N° chassis 57756
Depuis 1927, année du lancement de la Bugatti Type 44, le constructeur avait orienté ses productions vers des modèles plus civilisés, davantage destinés au tourisme rapide qu'au sport. Cette huit-cylindres simple arbre à moteur trois litres, souple et silencieux, avait évolué sous la forme de la Type 49 à moteur 3,3 litres, moins sportive, mais encore plus confortable, tandis que la puissante Type 46 ou " petite Royale " visait le marché du grand luxe. Elle apparut malheureusement juste avant la crise née aux Etats-Unis fin 1929 et les volumes de vente restèrent limités. Sur le segment du grand tourisme, la 49 apparaissait comme le meilleur compromis, mais sa technique vieillissait vite en ce début des années 1930, tandis que ses performances souffraient souvent du poids excessif des carrosseries de plus en plus confortables exigées par la majorité de sa clientèle. Fin 1931, il devint nécessaire de créer une remplaçante à la Type 49 et sa conception dut beaucoup à Jean Bugatti, convaincu qu'il fallait adopter des solutions modernes que proposaient déjà des constructeurs de voitures beaucoup plus modestes telles que les roues avant indépendantes, le montage en bloc du moteur et de la boîte de vitesses, les carrosseries tout acier, les freins hydrauliques, etc. Sur le premier point, Jean n'eut pas gain de cause, mais il imposa à son père la distribution à deux arbres à cames en tête par cascade de pignons avec deux bougies par cylindre (apparue sur la puissante Type 50 de 1930), le bloc moteur-boîte avec embrayage à disque unique à sec, et l'allègement du châssis. Ettore Bugatti avait maintenu l'architecture à huit cylindres en ligne et la culasse non détachable, l'essieu avant rigide et (provisoirement) les freins à câbles. Présentée au Salon de Paris 1933, la Type 57 séduisit les fanatiques de la marque. Le gain de puissance par rapport à la Type 49 de cylindrée égale était de 25 ch, mais le couple supérieur et les montées en régime plus rapides permettaient soit une conduite souple et détendue, soit une conduite nettement sportive. Trois styles de carrosserie furent définis par l'usine : la berline quatre portes sans montant central Galibier, le coach Ventoux et le cabriolet Stelvio. Livrée à partir d'avril 1934, la Bugatti 57 affirma aussitôt ses qualités de grande routière face à des machines aussi performantes que la nouvelle Delahaye 138 Superluxe et les Talbot Lago de cylindrée comparable.

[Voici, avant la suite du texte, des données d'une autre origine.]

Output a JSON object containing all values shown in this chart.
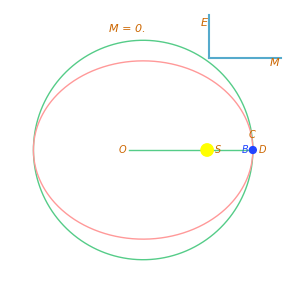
{
  "title": "M = 0.",
  "title_color": "#cc6600",
  "title_fontsize": 8,
  "title_italic": true,
  "ellipse_a": 0.8,
  "ellipse_b": 0.65,
  "ellipse_eccentricity": 0.6,
  "ellipse_color": "#ff9999",
  "circle_r": 0.8,
  "circle_color": "#55cc88",
  "sun_r": 0.045,
  "sun_color": "#ffff00",
  "sun_label": "S",
  "sun_label_color": "#cc6600",
  "planet_r": 0.025,
  "planet_color": "#2244ff",
  "planet_label": "B",
  "planet_label_color": "#2244ff",
  "O_label": "O",
  "O_label_color": "#cc6600",
  "C_label": "C",
  "C_label_color": "#cc6600",
  "D_label": "D",
  "D_label_color": "#cc6600",
  "line_color": "#55cc88",
  "inset_color": "#55aacc",
  "inset_E_label": "E",
  "inset_M_label": "M",
  "inset_label_color": "#cc6600",
  "bg_color": "#ffffff"
}
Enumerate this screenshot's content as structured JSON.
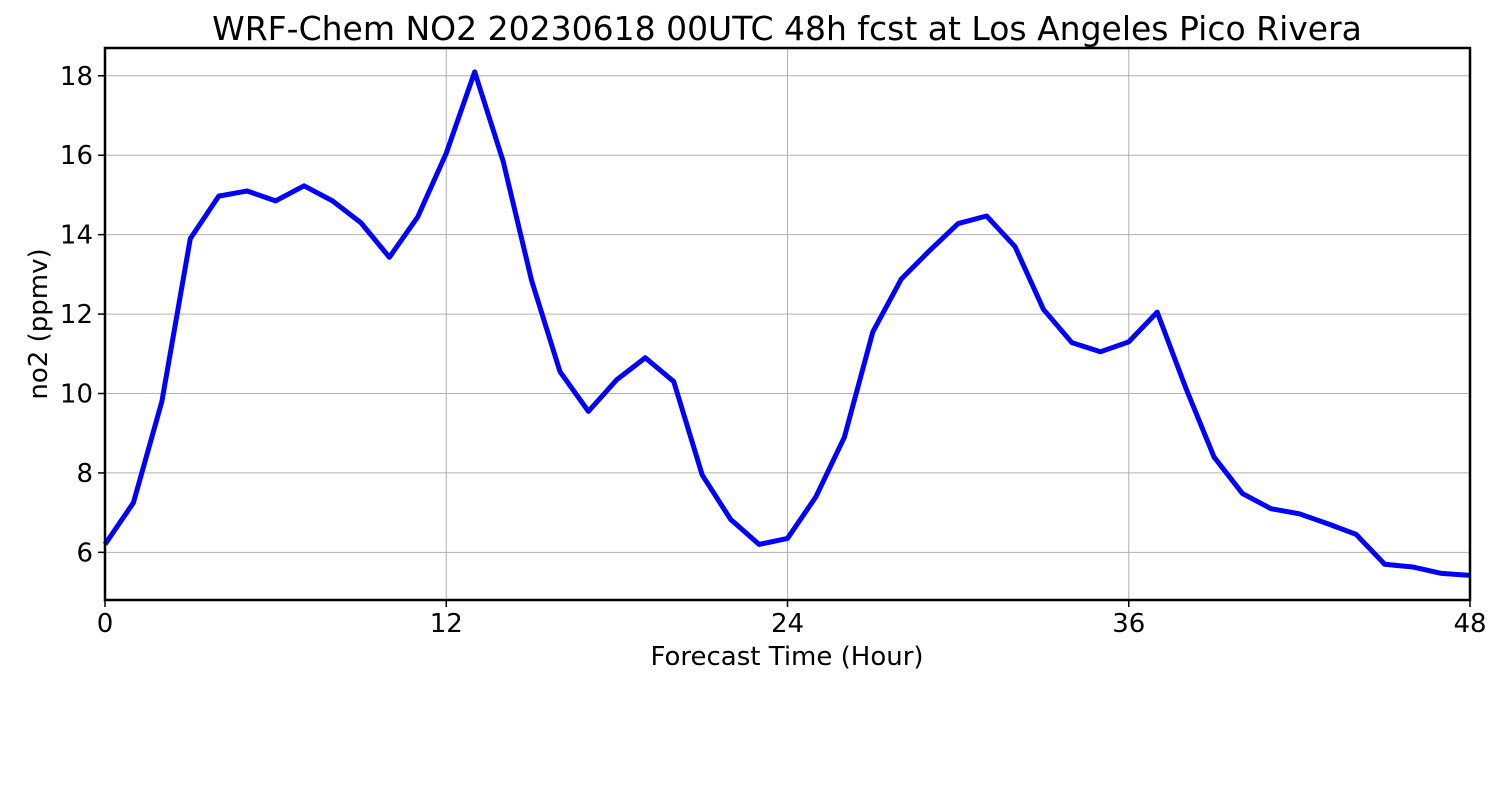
{
  "chart_data": {
    "type": "line",
    "title": "WRF-Chem NO2  20230618 00UTC 48h fcst at Los Angeles Pico Rivera",
    "xlabel": "Forecast Time (Hour)",
    "ylabel": "no2  (ppmv)",
    "xlim": [
      0,
      48
    ],
    "ylim": [
      4.8,
      18.7
    ],
    "xticks": [
      0,
      12,
      24,
      36,
      48
    ],
    "yticks": [
      6,
      8,
      10,
      12,
      14,
      16,
      18
    ],
    "grid": true,
    "series": [
      {
        "color": "#0000ff",
        "x": [
          0,
          1,
          2,
          3,
          4,
          5,
          6,
          7,
          8,
          9,
          10,
          11,
          12,
          13,
          14,
          15,
          16,
          17,
          18,
          19,
          20,
          21,
          22,
          23,
          24,
          25,
          26,
          27,
          28,
          29,
          30,
          31,
          32,
          33,
          34,
          35,
          36,
          37,
          38,
          39,
          40,
          41,
          42,
          43,
          44,
          45,
          46,
          47,
          48
        ],
        "values": [
          6.2,
          7.25,
          9.8,
          13.9,
          14.97,
          15.1,
          14.85,
          15.23,
          14.85,
          14.3,
          13.43,
          14.45,
          16.05,
          18.1,
          15.85,
          12.85,
          10.55,
          9.55,
          10.35,
          10.9,
          10.3,
          7.95,
          6.83,
          6.2,
          6.35,
          7.4,
          8.9,
          11.55,
          12.88,
          13.6,
          14.28,
          14.47,
          13.7,
          12.12,
          11.28,
          11.05,
          11.3,
          12.05,
          10.15,
          8.4,
          7.48,
          7.1,
          6.97,
          6.72,
          6.45,
          5.7,
          5.63,
          5.47,
          5.42
        ]
      }
    ]
  }
}
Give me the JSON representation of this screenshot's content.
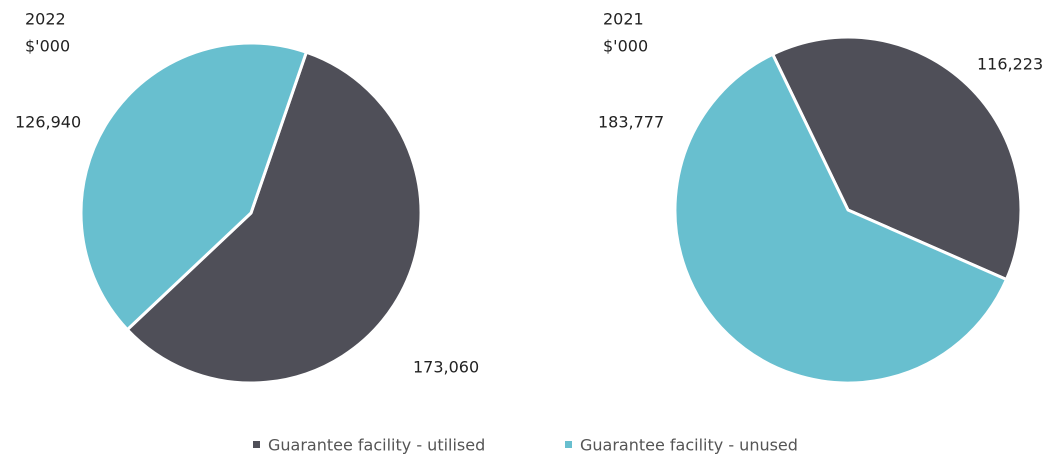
{
  "chart_data": [
    {
      "type": "pie",
      "title": "2022",
      "subtitle": "$'000",
      "values": [
        173060,
        126940
      ],
      "value_labels": [
        "173,060",
        "126,940"
      ]
    },
    {
      "type": "pie",
      "title": "2021",
      "subtitle": "$'000",
      "values": [
        116223,
        183777
      ],
      "value_labels": [
        "116,223",
        "183,777"
      ]
    }
  ],
  "legend": {
    "labels": [
      "Guarantee facility - utilised",
      "Guarantee facility - unused"
    ],
    "colors": [
      "#4f4f58",
      "#68bfcf"
    ]
  }
}
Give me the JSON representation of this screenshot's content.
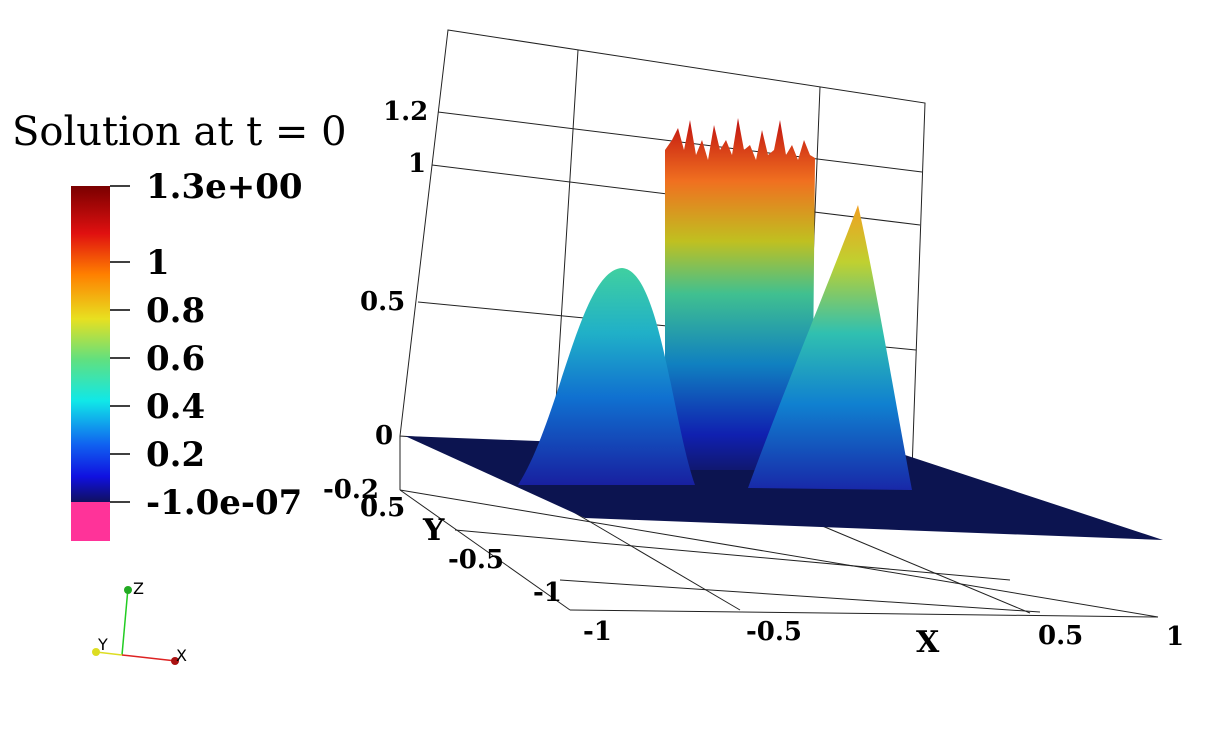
{
  "title": "Solution at t = 0",
  "colorbar": {
    "labels": [
      "1.3e+00",
      "1",
      "0.8",
      "0.6",
      "0.4",
      "0.2",
      "-1.0e-07"
    ]
  },
  "z_axis": {
    "labels": [
      "1.2",
      "1",
      "0.5",
      "0",
      "-0.2"
    ]
  },
  "y_axis": {
    "title": "Y",
    "labels": [
      "0.5",
      "-0.5",
      "-1"
    ]
  },
  "x_axis": {
    "title": "X",
    "labels": [
      "-1",
      "-0.5",
      "0.5",
      "1"
    ]
  },
  "orientation_axes": {
    "labels": [
      "Z",
      "Y",
      "X"
    ]
  }
}
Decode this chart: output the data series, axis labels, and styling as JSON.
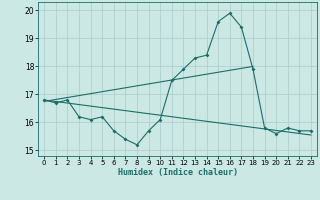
{
  "title": "",
  "xlabel": "Humidex (Indice chaleur)",
  "ylabel": "",
  "background_color": "#cce8e4",
  "grid_color": "#aacccc",
  "line_color": "#1a6e68",
  "xlim": [
    -0.5,
    23.5
  ],
  "ylim": [
    14.8,
    20.3
  ],
  "yticks": [
    15,
    16,
    17,
    18,
    19,
    20
  ],
  "xticks": [
    0,
    1,
    2,
    3,
    4,
    5,
    6,
    7,
    8,
    9,
    10,
    11,
    12,
    13,
    14,
    15,
    16,
    17,
    18,
    19,
    20,
    21,
    22,
    23
  ],
  "curve1_x": [
    0,
    1,
    2,
    3,
    4,
    5,
    6,
    7,
    8,
    9,
    10,
    11,
    12,
    13,
    14,
    15,
    16,
    17,
    18,
    19,
    20,
    21,
    22,
    23
  ],
  "curve1_y": [
    16.8,
    16.7,
    16.8,
    16.2,
    16.1,
    16.2,
    15.7,
    15.4,
    15.2,
    15.7,
    16.1,
    17.5,
    17.9,
    18.3,
    18.4,
    19.6,
    19.9,
    19.4,
    17.9,
    15.8,
    15.6,
    15.8,
    15.7,
    15.7
  ],
  "curve2_x": [
    0,
    23
  ],
  "curve2_y": [
    16.8,
    15.55
  ],
  "curve3_x": [
    0,
    18
  ],
  "curve3_y": [
    16.75,
    18.0
  ]
}
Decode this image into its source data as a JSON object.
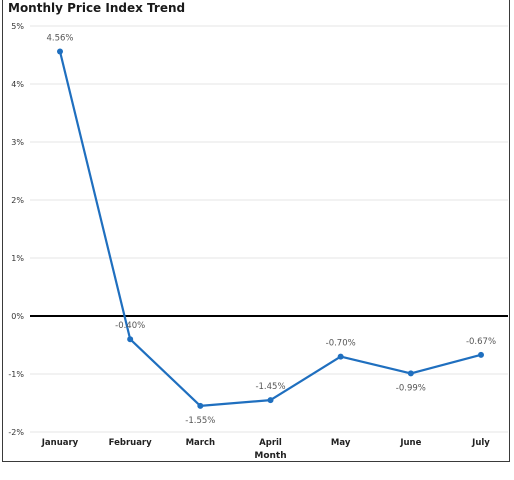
{
  "chart_data": {
    "type": "line",
    "title": "Monthly Price Index Trend",
    "xlabel": "Month",
    "ylabel": "",
    "categories": [
      "January",
      "February",
      "March",
      "April",
      "May",
      "June",
      "July"
    ],
    "values": [
      4.56,
      -0.4,
      -1.55,
      -1.45,
      -0.7,
      -0.99,
      -0.67
    ],
    "data_labels": [
      "4.56%",
      "-0.40%",
      "-1.55%",
      "-1.45%",
      "-0.70%",
      "-0.99%",
      "-0.67%"
    ],
    "yticks": [
      5,
      4,
      3,
      2,
      1,
      0,
      -1,
      -2
    ],
    "ytick_labels": [
      "5%",
      "4%",
      "3%",
      "2%",
      "1%",
      "0%",
      "-1%",
      "-2%"
    ],
    "ylim": [
      -2,
      5
    ],
    "grid": true,
    "legend": "none",
    "colors": {
      "line": "#1f6fbf",
      "zero_line": "#000000",
      "grid": "#e6e6e6"
    }
  }
}
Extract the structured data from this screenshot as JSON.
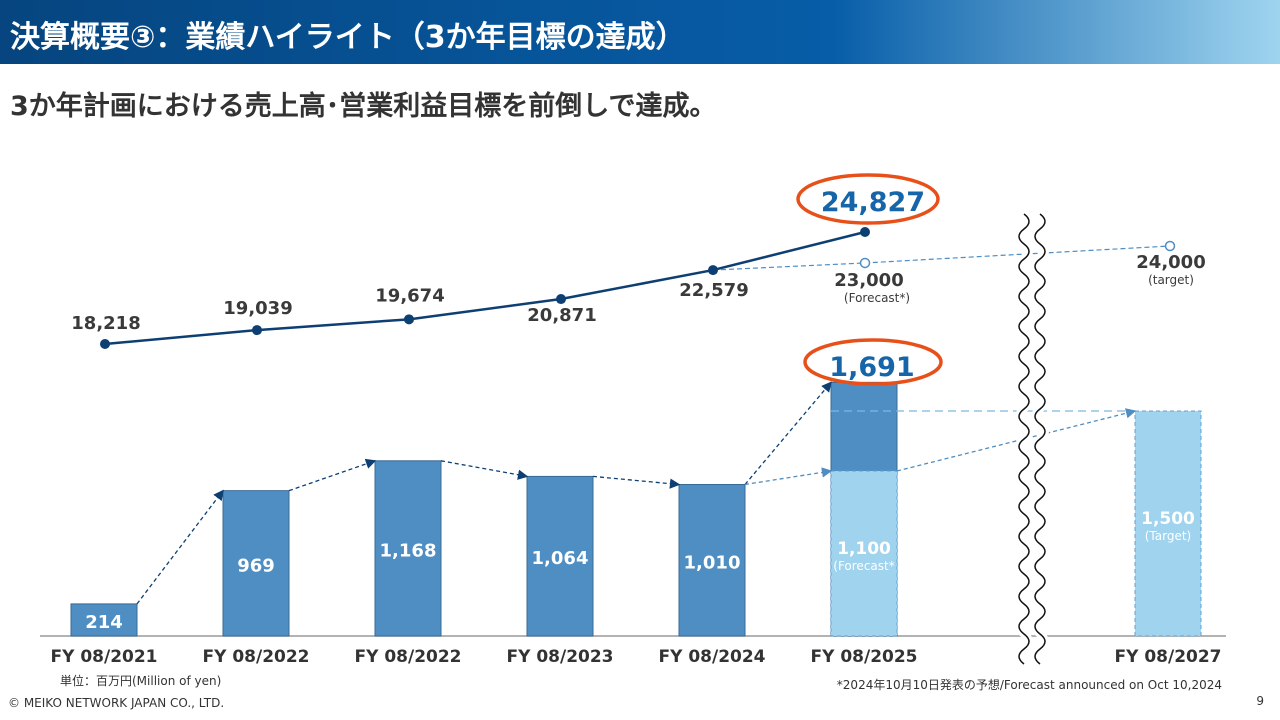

Au Salon de 1935, la Bugatti 57 bénéficia de divers perfectionnements concernant le châssis dont les qualités de rigidité et de tenue de route étaient unanimement reconnues en dépit des deux essieux rigides. Et comme le moteur semblait susceptible d'être développé, le constructeur, fort de son expérience en compétition, le dota d'un compresseur Roots sur le Type 57 C d'octobre 1936. Avec 160 ch, la " 57 " atteignait désormais 175 km/h et Jean Bugatti prêcha en faveur de versions plus sportives. Déjà fin 1935, il avait ajouté au catalogue la carrosserie Atalante, un strict coupé deux places plus légèrement carrossé qui atteignit au sublime sur le châssis surbaissé 57 S apparu en 1936. Son prix et sa mécanique spéciale en firent une voiture d'exception, avec ou sans compresseur. Au Salon de 1937, la 57 fut proposée avec des freins hydrauliques Lockheed et des amortisseurs télescopiques hydrauliques. La majorité des Atalante furent donc des 57 ou 57 C (non surbaissées) construites par l'usine de 1936 à 1938, ce style de carrosserie étant abandonné en cours d'année, car probablement trop peu demandé. Un client intéressé par une Atalante pouvait donc faire exécuter sa carrosserie chez Gangloff, carrossier officiel de Bugatti, ou récupérer une caisse existante. C'est cette seconde solution que choisit Jérome Médrano, premier propriétaire de la voiture proposée ici.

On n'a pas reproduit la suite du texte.